Pretty cool sounding!

UPDATE v2: IR Convolution Body + Boutique Amp Overhaul

locust_grove_cemetery.endl (48.8 KB)

Two big upgrades in this release — the body engine has been completely rebuilt from the ground up, and the amp section has been replaced with a multi-stage boutique overdrive modeled after classic touch-sensitive designs.

Body Knob: Real Impulse Responses

The modal synthesis engine (12 biquad filters + diffuser) has been replaced with real impulse response convolution. It’s now using the actual IRs and blending between them in the frequency domain as you turn the knob.

Here’s the trick: instead of regenerating the IR every time the knob moves (which caused audible clicking), we pre-compute the frequency-domain partitions of all four IRs at startup.
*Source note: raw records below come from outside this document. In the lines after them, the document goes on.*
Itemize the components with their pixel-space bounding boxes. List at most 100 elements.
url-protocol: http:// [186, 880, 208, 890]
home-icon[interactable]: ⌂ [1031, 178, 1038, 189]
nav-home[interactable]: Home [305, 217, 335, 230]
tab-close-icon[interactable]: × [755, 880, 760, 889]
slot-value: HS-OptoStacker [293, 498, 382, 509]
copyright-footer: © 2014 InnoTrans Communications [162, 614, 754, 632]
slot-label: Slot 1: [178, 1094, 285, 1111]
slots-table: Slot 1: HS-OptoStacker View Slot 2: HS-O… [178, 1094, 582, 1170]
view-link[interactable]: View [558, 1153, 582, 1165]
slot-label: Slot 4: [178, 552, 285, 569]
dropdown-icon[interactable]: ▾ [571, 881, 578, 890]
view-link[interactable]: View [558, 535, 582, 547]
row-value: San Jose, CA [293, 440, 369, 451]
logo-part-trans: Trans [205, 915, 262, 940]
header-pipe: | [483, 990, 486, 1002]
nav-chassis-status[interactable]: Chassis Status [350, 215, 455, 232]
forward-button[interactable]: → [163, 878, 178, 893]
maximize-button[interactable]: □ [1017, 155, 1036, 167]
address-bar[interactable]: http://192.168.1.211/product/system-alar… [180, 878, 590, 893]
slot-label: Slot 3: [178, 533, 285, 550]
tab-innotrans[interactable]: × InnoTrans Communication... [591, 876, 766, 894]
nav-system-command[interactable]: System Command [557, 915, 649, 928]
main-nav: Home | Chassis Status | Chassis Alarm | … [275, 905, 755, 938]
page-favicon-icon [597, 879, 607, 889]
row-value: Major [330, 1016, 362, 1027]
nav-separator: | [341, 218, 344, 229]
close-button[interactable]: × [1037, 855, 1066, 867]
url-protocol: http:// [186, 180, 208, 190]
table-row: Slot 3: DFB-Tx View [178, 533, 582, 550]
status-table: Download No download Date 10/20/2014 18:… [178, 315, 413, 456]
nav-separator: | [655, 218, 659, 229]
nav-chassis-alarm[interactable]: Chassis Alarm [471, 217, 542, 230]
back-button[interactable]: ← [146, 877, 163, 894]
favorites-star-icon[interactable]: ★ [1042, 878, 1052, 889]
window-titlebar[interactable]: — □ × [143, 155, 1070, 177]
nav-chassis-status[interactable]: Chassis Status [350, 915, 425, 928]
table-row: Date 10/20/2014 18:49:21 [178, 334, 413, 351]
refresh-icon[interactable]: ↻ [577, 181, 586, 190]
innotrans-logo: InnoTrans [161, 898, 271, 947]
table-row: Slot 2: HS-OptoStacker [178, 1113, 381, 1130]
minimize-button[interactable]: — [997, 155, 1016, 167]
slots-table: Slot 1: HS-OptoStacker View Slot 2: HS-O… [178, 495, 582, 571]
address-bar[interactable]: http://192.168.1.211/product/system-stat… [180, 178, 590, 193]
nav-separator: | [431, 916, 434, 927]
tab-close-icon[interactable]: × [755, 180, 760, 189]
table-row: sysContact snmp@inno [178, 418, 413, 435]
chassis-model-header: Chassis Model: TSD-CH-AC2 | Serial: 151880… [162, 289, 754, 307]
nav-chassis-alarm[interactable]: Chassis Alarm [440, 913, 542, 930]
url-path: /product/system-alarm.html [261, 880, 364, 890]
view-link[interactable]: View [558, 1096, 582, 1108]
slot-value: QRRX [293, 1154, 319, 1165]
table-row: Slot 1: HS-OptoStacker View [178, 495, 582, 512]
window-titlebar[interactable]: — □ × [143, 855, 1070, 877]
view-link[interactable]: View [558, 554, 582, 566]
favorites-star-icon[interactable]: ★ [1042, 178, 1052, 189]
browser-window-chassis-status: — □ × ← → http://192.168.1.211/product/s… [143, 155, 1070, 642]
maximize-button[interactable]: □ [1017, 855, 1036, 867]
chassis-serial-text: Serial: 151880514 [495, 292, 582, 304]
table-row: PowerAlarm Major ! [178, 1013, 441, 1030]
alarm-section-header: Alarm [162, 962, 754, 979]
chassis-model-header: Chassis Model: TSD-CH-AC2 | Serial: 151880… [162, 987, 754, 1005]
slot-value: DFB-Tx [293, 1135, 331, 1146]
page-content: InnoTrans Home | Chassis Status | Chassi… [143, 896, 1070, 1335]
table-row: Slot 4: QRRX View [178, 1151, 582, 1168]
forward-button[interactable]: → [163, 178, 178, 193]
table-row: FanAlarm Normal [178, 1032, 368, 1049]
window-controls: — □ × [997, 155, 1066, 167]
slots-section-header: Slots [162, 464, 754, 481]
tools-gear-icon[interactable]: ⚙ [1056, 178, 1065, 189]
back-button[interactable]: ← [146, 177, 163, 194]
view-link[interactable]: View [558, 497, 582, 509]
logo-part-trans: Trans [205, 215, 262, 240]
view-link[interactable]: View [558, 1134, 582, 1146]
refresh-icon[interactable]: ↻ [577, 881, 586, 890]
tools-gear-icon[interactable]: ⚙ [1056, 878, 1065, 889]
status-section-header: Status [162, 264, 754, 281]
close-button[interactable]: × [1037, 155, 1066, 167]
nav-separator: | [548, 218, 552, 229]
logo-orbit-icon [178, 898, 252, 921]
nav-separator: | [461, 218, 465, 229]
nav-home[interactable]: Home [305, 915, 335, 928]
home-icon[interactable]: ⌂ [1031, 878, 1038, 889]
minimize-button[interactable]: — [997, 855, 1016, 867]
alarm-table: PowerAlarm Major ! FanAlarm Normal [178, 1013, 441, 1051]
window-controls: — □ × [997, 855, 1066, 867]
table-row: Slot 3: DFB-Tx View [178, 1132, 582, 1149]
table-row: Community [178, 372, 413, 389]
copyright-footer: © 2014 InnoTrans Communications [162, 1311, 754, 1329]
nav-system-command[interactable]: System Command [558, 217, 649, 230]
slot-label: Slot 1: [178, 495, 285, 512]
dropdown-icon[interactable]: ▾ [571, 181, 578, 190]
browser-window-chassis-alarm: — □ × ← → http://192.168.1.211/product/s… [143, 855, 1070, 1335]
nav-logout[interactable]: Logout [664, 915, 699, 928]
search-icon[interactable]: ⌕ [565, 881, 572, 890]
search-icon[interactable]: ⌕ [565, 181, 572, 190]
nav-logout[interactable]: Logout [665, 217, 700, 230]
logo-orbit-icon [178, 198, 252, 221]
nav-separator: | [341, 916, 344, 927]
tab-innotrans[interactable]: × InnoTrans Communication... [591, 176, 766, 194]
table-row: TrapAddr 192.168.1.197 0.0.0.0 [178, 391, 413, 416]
When you turn the knob, the engine just does a weighted blend of complex numbers no FFTs, no time-domain processing, no artifacts. The IR morphs smoothly and continuously.

Dirt Knob: Boutique Overdrive

The old tube clipper was functional but one-dimensional. The new amp sim is a 6-stage overdrive designed for touch sensitivity and dynamic response:

1. Dynamic Input Filter

automatically cuts low-end mud as you increase gain, keeping palm mutes tight

2. Envelope-Tracked Gain the amp follows your picking dynamics. Play soft and it stays clean; dig in and it breaks up. The slow release (~200ms) creates a natural “bloom” where notes swell into saturation

3. Asymmetric Soft Clipping the positive and negative halves of the waveform clip differently, generating even-order harmonics (2nd, 4th) that give it that sweet, vocal quality

4. Second Gain Stage at higher drive settings, a second clipping stage adds sustain and compression

5. Dynamic Midrange the tone shifts as you play harder. Low gain = sparkly and open. High gain = thick, vocal midrange that sings

6. Power Supply Sag loud transients briefly reduce the available headroom, compressing the attack naturally. This is the “feel” that makes a great amp respond like a living thing

The hard-clipping fuzz still blends in at the top of the Overdrive channel’s dirt knob, same as before it crossfades in smoothly from the boutique overdrive into full silicon-diode aggression.